The Arab poet Rumi wrote, “Out beyond ideas of rightdoing and wrongdoing there’s a field. I’ll meet you there.” Painted on one of the central buildings on the camp field is the phrase “This is the field…” to pay homage to that quote. It almost shocks me how accurately those words describe life at Seeds. We truly were able to go beyond ideas of right and wrong and ideas about conflict that had been ingrained in us since birth. While we didn’t exactly leave them behind, we succeeded in rising above them and forming bonds that transcend those differing opinions. It was impossible, and painful, and some days it is crazy for me to believe that it really happened. But it did.
Leaving Seeds was one of the most difficult things that I have ever done, and describing the experience without sounding incredibly cheesy and fake is almost as hard. There have also been some hard moments with my friends from Seeds since the experience ended, like having to explain to a Palestinian friend why I can’t exactly come visit her in the West Bank, or discussing the violence in Jerusalem in the past month with both Palestinians and Israelis who live in Jerusalem.
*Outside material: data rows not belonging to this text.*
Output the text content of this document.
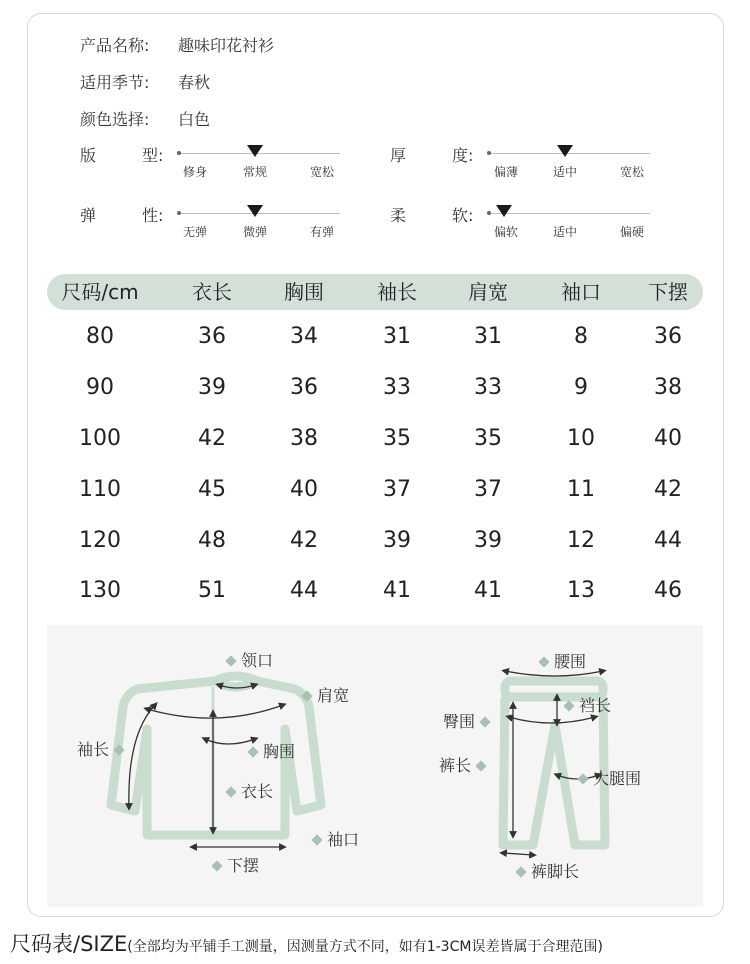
产品名称: 趣味印花衬衫
适用季节: 春秋
颜色选择: 白色
版	型:
修身	常规	宽松
厚	度:
偏薄	适中	宽松
弹	性:
无弹	微弹	有弹
柔	软:
偏软	适中	偏硬
尺码/cm	衣长	胸围	袖长	肩宽	袖口 下摆
80	36	34	31	31	8	36
90	39	36	33	33	9	38
100	42	38	35	35	10	40
110	45	40	37	37	11	42
120	48	42	39	39	12	44
130	51	44	41	41	13	46
领口
肩宽
袖长	胸围
衣长
袖口
下摆
腰围
裆长
臀围
裤长
大腿围
裤脚长
尺码表/SIZE(全部均为平铺手工测量，因测量方式不同，如有1-3CM误差皆属于合理范围)
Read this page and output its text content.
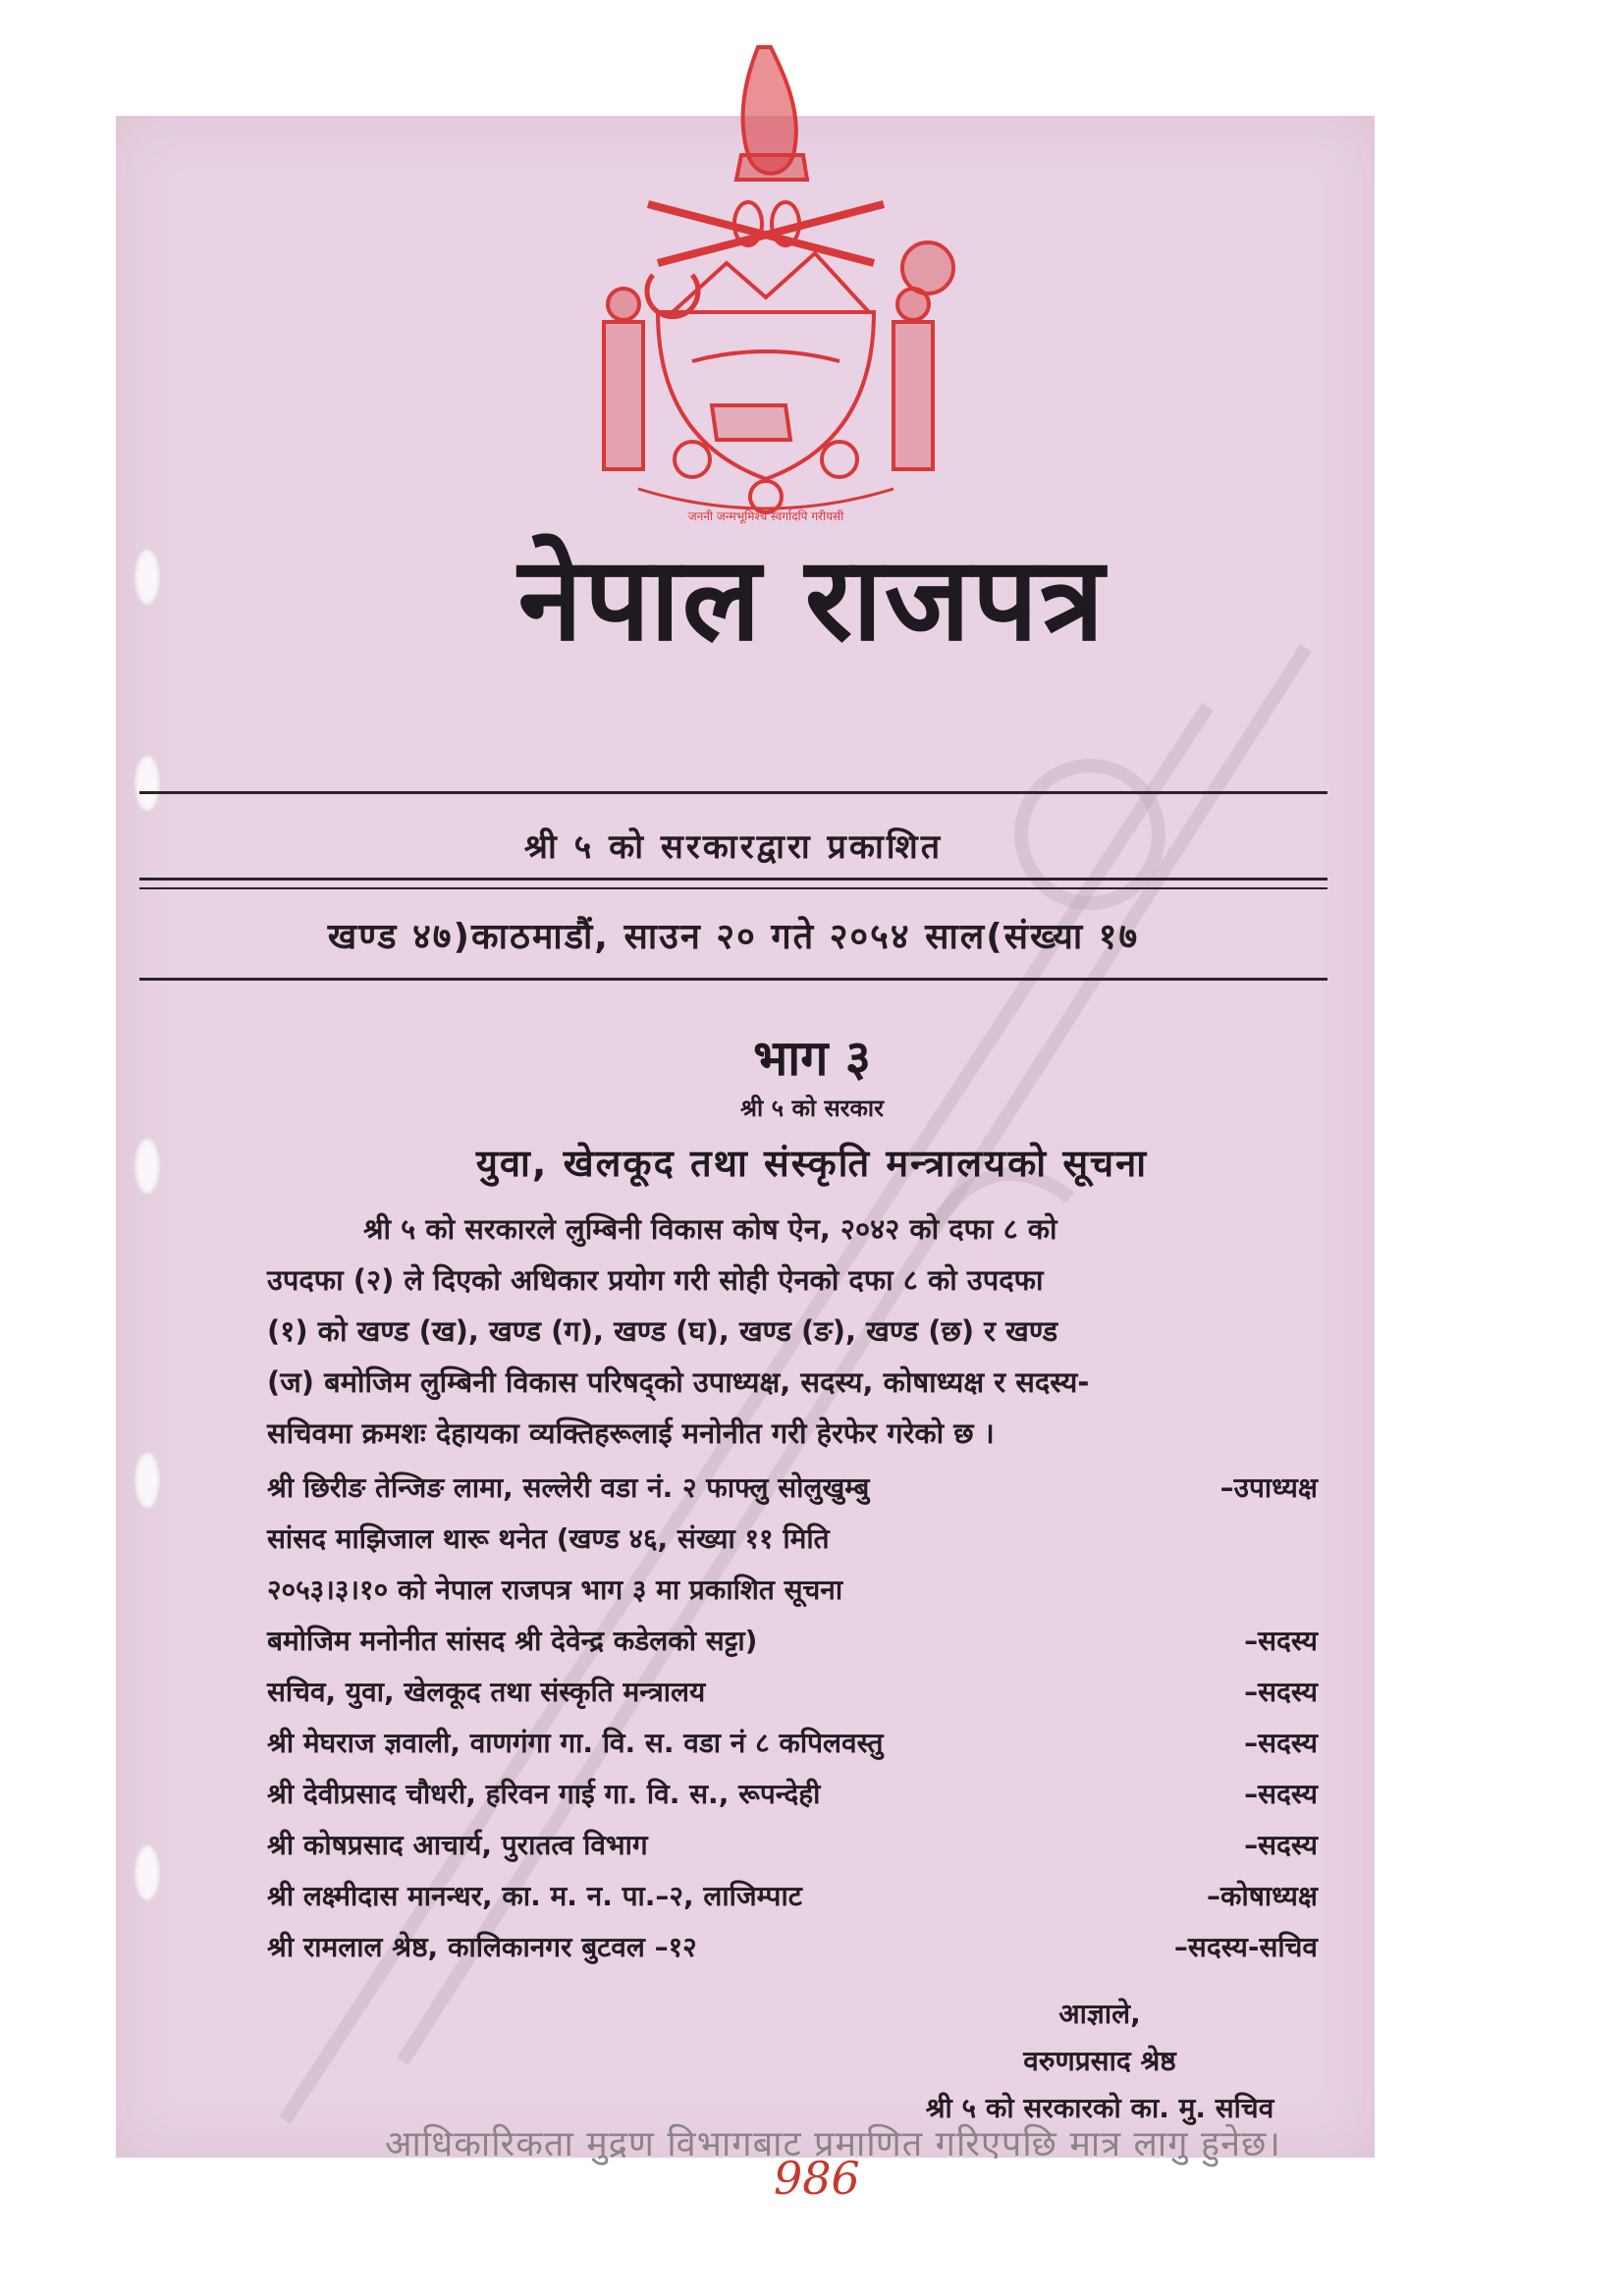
जननी जन्मभूमिश्च स्वर्गादपि गरीयसी
नेपाल राजपत्र
श्री ५ को सरकारद्वारा प्रकाशित
खण्ड ४७)काठमाडौं, साउन २० गते २०५४ साल(संख्या १७
भाग ३
श्री ५ को सरकार
युवा, खेलकूद तथा संस्कृति मन्त्रालयको सूचना
श्री ५ को सरकारले लुम्बिनी विकास कोष ऐन, २०४२ को दफा ८ को
उपदफा (२) ले दिएको अधिकार प्रयोग गरी सोही ऐनको दफा ८ को उपदफा
(१) को खण्ड (ख), खण्ड (ग), खण्ड (घ), खण्ड (ङ), खण्ड (छ) र खण्ड
(ज) बमोजिम लुम्बिनी विकास परिषद्को उपाध्यक्ष, सदस्य, कोषाध्यक्ष र सदस्य-
सचिवमा क्रमशः देहायका व्यक्तिहरूलाई मनोनीत गरी हेरफेर गरेको छ ।
श्री छिरीङ तेन्जिङ लामा, सल्लेरी वडा नं. २ फाफ्लु सोलुखुम्बु	–उपाध्यक्ष
सांसद माझिजाल थारू थनेत (खण्ड ४६, संख्या ११ मिति
२०५३।३।१० को नेपाल राजपत्र भाग ३ मा प्रकाशित सूचना
बमोजिम मनोनीत सांसद श्री देवेन्द्र कडेलको सट्टा)	–सदस्य
सचिव, युवा, खेलकूद तथा संस्कृति मन्त्रालय	–सदस्य
श्री मेघराज ज्ञवाली, वाणगंगा गा. वि. स. वडा नं ८ कपिलवस्तु	–सदस्य
श्री देवीप्रसाद चौधरी, हरिवन गाई गा. वि. स., रूपन्देही	–सदस्य
श्री कोषप्रसाद आचार्य, पुरातत्व विभाग	–सदस्य
श्री लक्ष्मीदास मानन्धर, का. म. न. पा.–२, लाजिम्पाट	–कोषाध्यक्ष
श्री रामलाल श्रेष्ठ, कालिकानगर बुटवल –१२	–सदस्य-सचिव
आज्ञाले,
वरुणप्रसाद श्रेष्ठ
श्री ५ को सरकारको का. मु. सचिव
आधिकारिकता मुद्रण विभागबाट प्रमाणित गरिएपछि मात्र लागु हुनेछ।
986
But for every one of those difficult discussions there has been a beautiful moment when someone paused the conversation to say, “No matter what we believe, you know I love you, right?” And the fact that those relationships exist, against all odds, is what at the end of the day gives me hope.
Lori Gale • Sep 15, 2017 at 11:16 pm
Amelia, what an unbelievable experience you had. Thanks for sharing it so beautifully.